Virtual Reality: Seeing Into the Future
Virtual reality (VR) is an up-and-coming technological breakthrough that is allowing us, for the first time to be truly immersed in a different world. Phone and video game companies have each published their own version of a virtual reality device to use with their own cell phones or consoles. This article will primarily look at two of these, the HTC Vive and PlayStation VR.
The HTC Vive is a VR headset that came out in April of last year and has sold over 420,000 units so far. HTC is a prominent cell phone company and was one of the first to release a VR headset. The most popular game, or “experience” for the Vive is Job Simulator, where the player is placed in an office-like environment and must work to figure out their day. This game is popular on many VR consoles, but over 78,000 people have played it on Vive, according to Fortune.com. Other games increasing in popularity are virtual reality casino games, including live casino games with fellow online VR players, from poker to online slot machines.
PlayStation VR is an attachment for Sony’s PlayStation 4 console. At $499.99, it is the least costly of any of the VR machines out there. Of course, that is after you fork out $400 for the console itself. Outselling both the HTC Vive and Oculus Rift, the PlayStation VR has sold 750,000 units since its release. Launched last October, Sony has around 50 games and demos available, including Resident Evil 7, Batman: Arkham VR, and an exclusive VR mission for the popular game Star Wars: Battlefront.
The Battlefront VR mission allows the player to climb into the cockpit of an X-wing and fight Imperial TIE fighters. This mission will also be free to players who already bought the game and who have the headset. DICE, the developers of Battlefront, worked closely with Criterion, to develop an authentic VR experience.
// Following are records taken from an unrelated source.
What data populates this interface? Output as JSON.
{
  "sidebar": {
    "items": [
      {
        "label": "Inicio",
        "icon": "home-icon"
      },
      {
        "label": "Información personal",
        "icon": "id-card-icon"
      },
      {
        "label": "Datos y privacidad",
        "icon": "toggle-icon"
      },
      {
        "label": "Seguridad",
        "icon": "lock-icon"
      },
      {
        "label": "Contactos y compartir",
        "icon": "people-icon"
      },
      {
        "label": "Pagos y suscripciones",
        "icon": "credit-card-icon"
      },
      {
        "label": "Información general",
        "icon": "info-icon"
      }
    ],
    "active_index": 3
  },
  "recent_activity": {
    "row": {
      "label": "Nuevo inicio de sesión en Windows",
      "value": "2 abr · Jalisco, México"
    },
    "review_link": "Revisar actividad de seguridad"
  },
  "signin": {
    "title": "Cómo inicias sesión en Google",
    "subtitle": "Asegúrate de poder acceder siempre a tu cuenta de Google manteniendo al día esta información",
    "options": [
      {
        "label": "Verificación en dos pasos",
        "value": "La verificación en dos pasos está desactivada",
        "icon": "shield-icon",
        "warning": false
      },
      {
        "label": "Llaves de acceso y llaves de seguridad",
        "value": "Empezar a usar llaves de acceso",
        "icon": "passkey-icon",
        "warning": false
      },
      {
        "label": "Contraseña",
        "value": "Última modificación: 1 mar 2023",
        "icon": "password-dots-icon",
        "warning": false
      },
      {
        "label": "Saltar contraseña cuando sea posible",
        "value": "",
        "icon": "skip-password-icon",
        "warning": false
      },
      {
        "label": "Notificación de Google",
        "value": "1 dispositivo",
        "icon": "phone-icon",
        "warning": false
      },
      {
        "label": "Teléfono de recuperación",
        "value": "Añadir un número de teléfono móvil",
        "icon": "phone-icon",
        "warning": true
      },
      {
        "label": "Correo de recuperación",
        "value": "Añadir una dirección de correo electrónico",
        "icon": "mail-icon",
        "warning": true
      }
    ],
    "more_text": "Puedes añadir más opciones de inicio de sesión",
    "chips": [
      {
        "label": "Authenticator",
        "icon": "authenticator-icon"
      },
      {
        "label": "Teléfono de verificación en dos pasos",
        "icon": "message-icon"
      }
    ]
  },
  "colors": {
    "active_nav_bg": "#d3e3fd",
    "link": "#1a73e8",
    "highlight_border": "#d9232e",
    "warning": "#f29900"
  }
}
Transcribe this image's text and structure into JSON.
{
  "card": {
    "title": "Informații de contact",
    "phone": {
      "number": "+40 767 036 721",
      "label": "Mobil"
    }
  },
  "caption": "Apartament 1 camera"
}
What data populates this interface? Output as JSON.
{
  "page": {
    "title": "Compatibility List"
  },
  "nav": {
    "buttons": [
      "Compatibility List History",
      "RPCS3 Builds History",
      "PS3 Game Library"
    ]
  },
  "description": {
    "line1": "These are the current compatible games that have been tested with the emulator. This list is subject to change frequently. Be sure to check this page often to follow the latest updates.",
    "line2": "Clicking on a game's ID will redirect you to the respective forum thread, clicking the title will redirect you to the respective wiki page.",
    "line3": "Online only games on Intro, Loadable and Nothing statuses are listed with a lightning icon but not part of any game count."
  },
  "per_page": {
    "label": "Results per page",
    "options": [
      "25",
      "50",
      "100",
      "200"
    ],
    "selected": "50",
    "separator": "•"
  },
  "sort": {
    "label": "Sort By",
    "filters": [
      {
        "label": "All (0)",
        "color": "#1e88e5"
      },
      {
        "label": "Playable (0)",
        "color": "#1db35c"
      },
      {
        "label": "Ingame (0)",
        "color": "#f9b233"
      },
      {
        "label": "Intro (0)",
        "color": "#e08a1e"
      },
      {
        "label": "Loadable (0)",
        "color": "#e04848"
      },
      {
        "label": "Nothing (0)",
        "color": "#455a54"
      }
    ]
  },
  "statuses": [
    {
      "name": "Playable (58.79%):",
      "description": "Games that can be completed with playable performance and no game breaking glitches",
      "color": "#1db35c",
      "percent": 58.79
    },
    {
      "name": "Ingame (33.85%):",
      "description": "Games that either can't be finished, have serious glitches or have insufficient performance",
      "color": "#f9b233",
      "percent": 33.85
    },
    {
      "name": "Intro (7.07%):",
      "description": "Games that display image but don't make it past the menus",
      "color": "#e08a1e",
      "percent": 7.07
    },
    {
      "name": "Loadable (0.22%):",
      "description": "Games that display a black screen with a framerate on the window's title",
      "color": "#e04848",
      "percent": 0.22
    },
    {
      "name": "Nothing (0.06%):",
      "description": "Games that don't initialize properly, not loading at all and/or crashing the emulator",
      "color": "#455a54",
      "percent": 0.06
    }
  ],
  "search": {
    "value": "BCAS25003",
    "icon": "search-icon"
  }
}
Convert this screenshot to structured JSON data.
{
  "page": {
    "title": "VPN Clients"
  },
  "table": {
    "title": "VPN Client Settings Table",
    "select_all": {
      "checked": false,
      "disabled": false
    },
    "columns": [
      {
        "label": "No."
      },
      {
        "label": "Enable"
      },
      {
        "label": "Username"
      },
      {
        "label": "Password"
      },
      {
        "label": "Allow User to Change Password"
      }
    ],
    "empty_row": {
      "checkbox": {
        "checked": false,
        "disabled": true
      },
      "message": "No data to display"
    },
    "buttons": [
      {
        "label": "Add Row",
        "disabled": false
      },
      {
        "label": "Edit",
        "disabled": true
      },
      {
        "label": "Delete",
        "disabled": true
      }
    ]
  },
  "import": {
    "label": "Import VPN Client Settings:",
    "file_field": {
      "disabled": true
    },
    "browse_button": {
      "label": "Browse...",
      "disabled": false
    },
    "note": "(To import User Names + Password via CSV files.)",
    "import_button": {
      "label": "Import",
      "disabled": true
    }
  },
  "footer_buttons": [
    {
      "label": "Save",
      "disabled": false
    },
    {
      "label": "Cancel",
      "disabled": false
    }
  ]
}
With the advent of VR and many of the devices in their first generations, are VR machines profitable for companies that want to expand into the market? In January, Samsung announced they had sold 5 million Gear VR headsets, outselling all the other VR headsets combined. Factors for Samsung's success include the fact that it has been on the shelves longest, and has one of the lowest price points at $99.99, second only to the $79 Google Daydream View.
A new report from market research firm Super Data estimates that 6.3 million VR headsets were shipped in 2016 for a total revenue of $1.8B. Not a bad start, but just a small dent in the $228B consumer electronics market. There are still many VR skeptics and consumer adoption rates are relatively modest. Some forecasters predict VR headset sales to hit 20 million units by 2018, and with eight new headsets on their way to the market, this seems feasible. Only time will tell if virtual reality is profitable for companies in the years to come.